The album also hearkens back to the denser song lengths of Six Degrees and Train of Thought with four of its six tracks running well past the twelve-minute mark. Each one does a good job exploring various moods as “The Shattered Fortress” caps off the AA Suite with a mix of revisited motifs and a hard-hitting climax while “The Best of Times” keeps from getting too saccharine by means of its upbeat and free-flowing Rush inspirations. Even the shorter tracks have their duality between the epic march and keyboard tangents on “A Rite of Passage” and straightforward balladry on “Wither.”

While the bookending numbers on this album aren’t thematically connected, “A Nightmare to Remember” and “The Count of Tuscany” are the most memorable tracks. They’re both structured fairly similarly with dramatic introductions, driving metal verses, explosive choruses, slower interludes, and climactic endings across their dense runtimes. While I prefer the former for its more visceral structuring and lyrics about a traumatic car accident, the latter’s contrasts between intense gallops and spacey back half are pretty cool. I also can’t deny the cheese that each provides; Portnoy’s half-growled verses toward the end of the former and the latter’s lyrics amounting to Petrucci freaking out about some random aristocrat don’t quite undercut their impacts, but they do come close.

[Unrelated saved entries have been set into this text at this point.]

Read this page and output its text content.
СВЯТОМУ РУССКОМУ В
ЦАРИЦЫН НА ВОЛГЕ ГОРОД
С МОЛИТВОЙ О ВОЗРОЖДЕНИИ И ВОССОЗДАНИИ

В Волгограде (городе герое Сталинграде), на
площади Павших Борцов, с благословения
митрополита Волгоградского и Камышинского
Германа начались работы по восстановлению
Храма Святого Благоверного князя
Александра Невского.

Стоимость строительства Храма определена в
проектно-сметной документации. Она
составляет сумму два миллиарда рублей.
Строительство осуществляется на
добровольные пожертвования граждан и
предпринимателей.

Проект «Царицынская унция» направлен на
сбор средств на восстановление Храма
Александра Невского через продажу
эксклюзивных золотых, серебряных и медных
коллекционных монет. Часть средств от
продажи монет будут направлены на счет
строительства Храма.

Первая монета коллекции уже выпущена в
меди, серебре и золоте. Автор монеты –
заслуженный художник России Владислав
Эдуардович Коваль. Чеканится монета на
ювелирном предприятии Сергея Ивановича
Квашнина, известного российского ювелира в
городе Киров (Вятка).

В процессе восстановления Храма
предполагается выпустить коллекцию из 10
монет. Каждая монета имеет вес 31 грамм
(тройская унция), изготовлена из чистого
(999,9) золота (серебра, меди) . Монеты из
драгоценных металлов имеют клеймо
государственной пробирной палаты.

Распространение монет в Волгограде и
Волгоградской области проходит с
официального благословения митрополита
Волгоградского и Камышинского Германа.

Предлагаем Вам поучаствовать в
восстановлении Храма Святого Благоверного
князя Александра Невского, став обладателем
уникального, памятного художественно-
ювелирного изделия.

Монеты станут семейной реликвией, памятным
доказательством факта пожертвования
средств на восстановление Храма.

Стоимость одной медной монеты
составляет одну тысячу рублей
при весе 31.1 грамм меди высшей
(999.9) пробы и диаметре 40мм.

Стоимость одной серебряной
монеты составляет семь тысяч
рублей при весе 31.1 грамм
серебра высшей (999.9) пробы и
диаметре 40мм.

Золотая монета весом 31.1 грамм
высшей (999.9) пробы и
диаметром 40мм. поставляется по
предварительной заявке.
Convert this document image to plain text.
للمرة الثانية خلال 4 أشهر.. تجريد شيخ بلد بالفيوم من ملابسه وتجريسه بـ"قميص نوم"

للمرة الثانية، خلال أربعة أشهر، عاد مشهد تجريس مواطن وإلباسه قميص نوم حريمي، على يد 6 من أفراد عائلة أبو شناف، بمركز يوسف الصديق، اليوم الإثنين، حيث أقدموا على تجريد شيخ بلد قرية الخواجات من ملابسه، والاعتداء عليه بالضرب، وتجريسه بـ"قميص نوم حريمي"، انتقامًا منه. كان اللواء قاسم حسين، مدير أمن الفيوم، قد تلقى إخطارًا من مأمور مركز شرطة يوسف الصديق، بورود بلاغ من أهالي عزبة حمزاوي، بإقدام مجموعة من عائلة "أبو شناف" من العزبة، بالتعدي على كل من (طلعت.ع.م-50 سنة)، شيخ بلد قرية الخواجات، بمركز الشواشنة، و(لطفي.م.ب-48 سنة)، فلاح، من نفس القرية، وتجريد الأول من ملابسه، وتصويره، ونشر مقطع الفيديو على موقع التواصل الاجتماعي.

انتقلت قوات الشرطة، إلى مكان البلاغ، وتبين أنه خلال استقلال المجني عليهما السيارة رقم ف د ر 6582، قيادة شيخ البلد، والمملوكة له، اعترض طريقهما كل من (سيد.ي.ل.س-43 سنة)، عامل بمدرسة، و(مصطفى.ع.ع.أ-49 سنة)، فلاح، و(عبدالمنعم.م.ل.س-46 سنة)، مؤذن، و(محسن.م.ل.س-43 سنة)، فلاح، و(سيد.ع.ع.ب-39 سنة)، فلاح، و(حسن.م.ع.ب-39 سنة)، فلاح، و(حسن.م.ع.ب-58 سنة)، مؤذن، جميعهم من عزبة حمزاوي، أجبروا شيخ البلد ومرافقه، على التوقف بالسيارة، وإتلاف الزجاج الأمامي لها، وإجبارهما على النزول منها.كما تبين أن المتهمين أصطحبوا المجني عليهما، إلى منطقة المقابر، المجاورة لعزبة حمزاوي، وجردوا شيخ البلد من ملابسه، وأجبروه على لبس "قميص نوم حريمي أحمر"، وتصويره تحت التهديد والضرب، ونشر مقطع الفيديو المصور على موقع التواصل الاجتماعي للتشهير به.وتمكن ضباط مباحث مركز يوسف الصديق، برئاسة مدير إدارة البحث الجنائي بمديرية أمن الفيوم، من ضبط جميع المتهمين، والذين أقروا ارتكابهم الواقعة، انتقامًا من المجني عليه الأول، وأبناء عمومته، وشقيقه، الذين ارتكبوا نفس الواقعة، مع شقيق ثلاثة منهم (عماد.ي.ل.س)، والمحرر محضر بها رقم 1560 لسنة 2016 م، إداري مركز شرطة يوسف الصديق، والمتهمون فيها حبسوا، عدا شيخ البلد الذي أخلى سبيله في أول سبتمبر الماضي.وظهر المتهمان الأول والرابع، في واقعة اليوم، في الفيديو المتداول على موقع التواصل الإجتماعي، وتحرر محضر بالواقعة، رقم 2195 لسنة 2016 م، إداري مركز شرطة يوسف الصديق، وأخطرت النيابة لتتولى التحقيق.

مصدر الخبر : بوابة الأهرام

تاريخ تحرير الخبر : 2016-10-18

I have my doubts on whether Dream Theater’s cyclical phases are intentional, but Black Clouds & Silver Linings is a strong end to their 2000s run of releases. It reflects what they had accomplished up to that point, largely eschewing the gimmicks but putting forth their dynamics and personal charm across tracks that are dense yet solidly constructed. It’s as corny as anything else they’d done, but fourteen years of hindsight has done enough to make one miss this particular brand of it. And with Portnoy having recently returned to the fold, one wonders how much of this majesty they’ll be able to recapture.